(Pe. Rui Ferreira, diretor da Revista Boa Nova)
«Ao entardecer, disse: “Passemos para a outra margem”. Desencadeou-se, então, um grande turbilhão de vento, e as ondas arrojavam-se contra o barco, que já estava quase cheio de água. Jesus, à popa, dormia. Acordaram-no e disseram-lhe: “Mestre, não te importas que pereçamos?” Ele, despertando, falou imperiosamente ao vento e disse ao mar: “Cala-te, acalma-te!” O vento serenou e fez-se grande calma. Depois disse-lhes: Porque tendes medo? Ainda não tendes fé?»
Mc 4, 35.37-40
A 13 de julho, terá início a XV Assembleia Geral da Sociedade Missionária da Boa Nova (SMBN). Espera-se que seja um tempo de graça, de avaliação do caminho percorrido e de discernimento do que o Espírito Santo nos sussurra ao coração. A Assembleia Geral é composta por delegados eleitos por todos os membros da SMBN, vindos de todas as nossas regiões missionárias (Portugal, Moçambique, Angola, Brasil e Japão), que têm por missão escutar Deus, entrescutar-se e discernir os caminhos sempre novos da missão que o Espírito nos convida a percorrer hoje.

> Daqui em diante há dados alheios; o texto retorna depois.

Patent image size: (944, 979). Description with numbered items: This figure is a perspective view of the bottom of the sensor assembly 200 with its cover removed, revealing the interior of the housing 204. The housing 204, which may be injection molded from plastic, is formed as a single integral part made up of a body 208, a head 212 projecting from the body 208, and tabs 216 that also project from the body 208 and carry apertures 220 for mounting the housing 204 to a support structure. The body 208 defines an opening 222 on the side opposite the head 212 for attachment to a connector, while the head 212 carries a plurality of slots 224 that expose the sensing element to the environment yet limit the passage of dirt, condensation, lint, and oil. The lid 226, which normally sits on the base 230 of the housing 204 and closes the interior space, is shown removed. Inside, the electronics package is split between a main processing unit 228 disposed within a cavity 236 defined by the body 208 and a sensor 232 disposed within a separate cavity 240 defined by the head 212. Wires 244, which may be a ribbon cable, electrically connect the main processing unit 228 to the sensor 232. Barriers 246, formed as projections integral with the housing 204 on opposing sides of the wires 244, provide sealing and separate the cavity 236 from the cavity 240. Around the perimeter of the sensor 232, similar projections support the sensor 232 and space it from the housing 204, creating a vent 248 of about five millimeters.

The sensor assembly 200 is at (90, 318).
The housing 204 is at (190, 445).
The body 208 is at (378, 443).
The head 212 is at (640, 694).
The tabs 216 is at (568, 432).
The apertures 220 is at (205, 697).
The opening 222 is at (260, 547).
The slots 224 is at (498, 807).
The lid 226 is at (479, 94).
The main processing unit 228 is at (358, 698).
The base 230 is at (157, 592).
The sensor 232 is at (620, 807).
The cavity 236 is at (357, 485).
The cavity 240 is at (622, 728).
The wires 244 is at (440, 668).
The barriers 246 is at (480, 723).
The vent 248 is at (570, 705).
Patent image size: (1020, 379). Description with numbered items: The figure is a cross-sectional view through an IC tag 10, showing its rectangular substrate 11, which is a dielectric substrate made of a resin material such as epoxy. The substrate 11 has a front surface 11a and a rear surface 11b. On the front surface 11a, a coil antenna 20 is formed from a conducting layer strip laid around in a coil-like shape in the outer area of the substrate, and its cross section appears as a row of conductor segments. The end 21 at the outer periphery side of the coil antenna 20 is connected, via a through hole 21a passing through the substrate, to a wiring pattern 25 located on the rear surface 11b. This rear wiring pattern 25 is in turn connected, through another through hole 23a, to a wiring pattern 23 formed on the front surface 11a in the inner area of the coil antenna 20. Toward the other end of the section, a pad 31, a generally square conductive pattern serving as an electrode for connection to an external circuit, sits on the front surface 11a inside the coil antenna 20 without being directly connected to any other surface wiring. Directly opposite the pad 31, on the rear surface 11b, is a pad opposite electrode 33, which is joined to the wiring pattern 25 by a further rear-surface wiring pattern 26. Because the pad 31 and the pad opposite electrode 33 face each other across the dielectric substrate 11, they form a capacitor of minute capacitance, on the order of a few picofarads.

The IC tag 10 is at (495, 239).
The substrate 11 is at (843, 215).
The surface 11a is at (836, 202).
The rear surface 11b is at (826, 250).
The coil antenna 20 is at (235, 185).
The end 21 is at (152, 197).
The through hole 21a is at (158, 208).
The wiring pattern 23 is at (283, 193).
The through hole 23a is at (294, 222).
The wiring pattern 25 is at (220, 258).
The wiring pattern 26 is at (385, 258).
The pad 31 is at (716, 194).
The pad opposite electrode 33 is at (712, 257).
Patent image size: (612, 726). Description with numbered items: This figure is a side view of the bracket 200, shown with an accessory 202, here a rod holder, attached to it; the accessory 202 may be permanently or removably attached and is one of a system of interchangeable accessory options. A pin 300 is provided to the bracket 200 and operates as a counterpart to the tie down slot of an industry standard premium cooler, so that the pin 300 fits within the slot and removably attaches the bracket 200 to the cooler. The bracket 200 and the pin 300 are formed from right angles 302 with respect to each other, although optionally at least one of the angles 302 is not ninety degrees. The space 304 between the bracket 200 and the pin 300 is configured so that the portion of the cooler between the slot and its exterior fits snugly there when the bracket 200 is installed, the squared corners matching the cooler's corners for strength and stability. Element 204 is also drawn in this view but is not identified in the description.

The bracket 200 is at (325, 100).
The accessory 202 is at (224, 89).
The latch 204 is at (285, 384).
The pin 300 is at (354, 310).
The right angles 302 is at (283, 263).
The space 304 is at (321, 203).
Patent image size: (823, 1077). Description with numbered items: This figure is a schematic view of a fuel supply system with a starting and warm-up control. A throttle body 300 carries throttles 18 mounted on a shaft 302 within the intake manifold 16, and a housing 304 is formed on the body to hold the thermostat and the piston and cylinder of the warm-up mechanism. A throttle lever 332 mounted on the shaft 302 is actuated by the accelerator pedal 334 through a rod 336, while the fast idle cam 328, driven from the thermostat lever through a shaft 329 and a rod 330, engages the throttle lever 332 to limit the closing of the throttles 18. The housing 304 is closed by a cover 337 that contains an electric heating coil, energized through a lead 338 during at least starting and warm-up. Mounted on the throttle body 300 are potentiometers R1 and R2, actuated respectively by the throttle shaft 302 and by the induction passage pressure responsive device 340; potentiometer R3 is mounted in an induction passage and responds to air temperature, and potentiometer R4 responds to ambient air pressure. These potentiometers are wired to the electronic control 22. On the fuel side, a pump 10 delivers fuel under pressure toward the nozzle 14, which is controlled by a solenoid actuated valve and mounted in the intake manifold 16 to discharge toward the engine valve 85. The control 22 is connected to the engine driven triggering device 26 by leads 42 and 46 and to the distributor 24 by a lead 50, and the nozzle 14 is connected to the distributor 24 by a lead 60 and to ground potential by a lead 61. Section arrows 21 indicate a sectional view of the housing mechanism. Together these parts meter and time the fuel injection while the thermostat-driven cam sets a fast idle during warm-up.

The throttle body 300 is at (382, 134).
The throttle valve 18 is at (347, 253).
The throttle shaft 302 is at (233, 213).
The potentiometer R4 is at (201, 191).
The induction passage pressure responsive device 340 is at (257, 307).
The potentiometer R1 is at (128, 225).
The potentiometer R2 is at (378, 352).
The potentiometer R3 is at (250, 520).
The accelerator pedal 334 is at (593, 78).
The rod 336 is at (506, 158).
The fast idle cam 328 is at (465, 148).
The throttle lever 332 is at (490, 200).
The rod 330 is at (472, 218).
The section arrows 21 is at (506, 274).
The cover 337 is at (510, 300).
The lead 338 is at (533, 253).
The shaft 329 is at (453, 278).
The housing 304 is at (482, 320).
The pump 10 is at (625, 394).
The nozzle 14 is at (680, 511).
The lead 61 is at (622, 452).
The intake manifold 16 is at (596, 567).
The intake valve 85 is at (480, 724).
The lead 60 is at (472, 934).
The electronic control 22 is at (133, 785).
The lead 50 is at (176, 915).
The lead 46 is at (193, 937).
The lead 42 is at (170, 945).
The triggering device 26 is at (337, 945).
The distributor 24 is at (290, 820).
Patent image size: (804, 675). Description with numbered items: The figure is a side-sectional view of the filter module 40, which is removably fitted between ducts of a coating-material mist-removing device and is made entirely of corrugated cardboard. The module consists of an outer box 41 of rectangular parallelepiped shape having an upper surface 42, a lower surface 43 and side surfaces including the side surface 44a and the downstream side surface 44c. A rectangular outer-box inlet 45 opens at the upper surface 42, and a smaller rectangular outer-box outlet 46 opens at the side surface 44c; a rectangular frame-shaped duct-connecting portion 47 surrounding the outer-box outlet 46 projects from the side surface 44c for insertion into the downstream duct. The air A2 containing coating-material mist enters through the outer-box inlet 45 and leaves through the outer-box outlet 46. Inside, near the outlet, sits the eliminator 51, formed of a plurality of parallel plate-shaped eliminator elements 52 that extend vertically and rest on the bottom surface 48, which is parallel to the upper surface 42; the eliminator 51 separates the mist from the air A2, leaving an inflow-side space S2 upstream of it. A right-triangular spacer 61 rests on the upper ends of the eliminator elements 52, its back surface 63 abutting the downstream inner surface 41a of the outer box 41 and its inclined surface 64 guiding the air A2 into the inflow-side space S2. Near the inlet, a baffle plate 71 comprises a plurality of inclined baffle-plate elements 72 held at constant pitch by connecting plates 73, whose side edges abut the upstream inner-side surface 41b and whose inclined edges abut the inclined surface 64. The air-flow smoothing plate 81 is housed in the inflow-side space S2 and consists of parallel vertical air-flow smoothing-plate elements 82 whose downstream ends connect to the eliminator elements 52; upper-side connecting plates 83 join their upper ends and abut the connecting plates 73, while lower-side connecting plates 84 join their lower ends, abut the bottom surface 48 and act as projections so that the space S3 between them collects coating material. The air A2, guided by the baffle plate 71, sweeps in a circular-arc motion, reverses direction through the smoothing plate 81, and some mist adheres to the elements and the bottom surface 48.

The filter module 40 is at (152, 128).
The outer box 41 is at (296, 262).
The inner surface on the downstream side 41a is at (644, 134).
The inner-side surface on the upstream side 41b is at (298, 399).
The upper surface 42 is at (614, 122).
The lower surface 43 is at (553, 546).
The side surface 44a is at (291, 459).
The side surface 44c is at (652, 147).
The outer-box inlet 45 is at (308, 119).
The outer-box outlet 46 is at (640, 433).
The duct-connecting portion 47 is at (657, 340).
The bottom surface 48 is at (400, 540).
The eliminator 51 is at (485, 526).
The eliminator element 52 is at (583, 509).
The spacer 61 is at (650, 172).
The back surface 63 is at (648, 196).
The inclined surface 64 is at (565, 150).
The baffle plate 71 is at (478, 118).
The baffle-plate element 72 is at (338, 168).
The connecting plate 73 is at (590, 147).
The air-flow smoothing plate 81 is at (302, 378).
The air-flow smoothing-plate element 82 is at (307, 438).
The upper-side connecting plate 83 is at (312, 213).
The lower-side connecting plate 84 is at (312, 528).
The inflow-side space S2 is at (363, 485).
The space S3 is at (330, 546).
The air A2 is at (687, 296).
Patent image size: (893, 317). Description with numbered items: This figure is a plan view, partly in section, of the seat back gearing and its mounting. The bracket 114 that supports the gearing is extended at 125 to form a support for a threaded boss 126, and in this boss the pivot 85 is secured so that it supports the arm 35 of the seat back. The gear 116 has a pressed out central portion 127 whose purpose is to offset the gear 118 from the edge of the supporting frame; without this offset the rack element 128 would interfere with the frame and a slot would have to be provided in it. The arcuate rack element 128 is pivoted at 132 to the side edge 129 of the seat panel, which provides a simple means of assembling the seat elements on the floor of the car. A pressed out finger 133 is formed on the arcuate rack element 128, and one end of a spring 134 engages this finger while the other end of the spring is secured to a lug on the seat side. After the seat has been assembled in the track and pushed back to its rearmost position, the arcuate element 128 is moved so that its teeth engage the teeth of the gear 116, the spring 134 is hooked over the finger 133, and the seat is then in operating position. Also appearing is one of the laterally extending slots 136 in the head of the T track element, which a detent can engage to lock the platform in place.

Na Assembleia Regional de Portugal, realizada em março, D. Pedro Fernandes, bispo de Portalegre-Castelo Branco, fez ecoar para nós o convite de Jesus: “Passemos à outra margem”. A missão nunca é instalação, mas saída permanente na senda de Deus e dos irmãos aos quais Ele nos envia. Não podemos ficar parados na nossa margem de segurança!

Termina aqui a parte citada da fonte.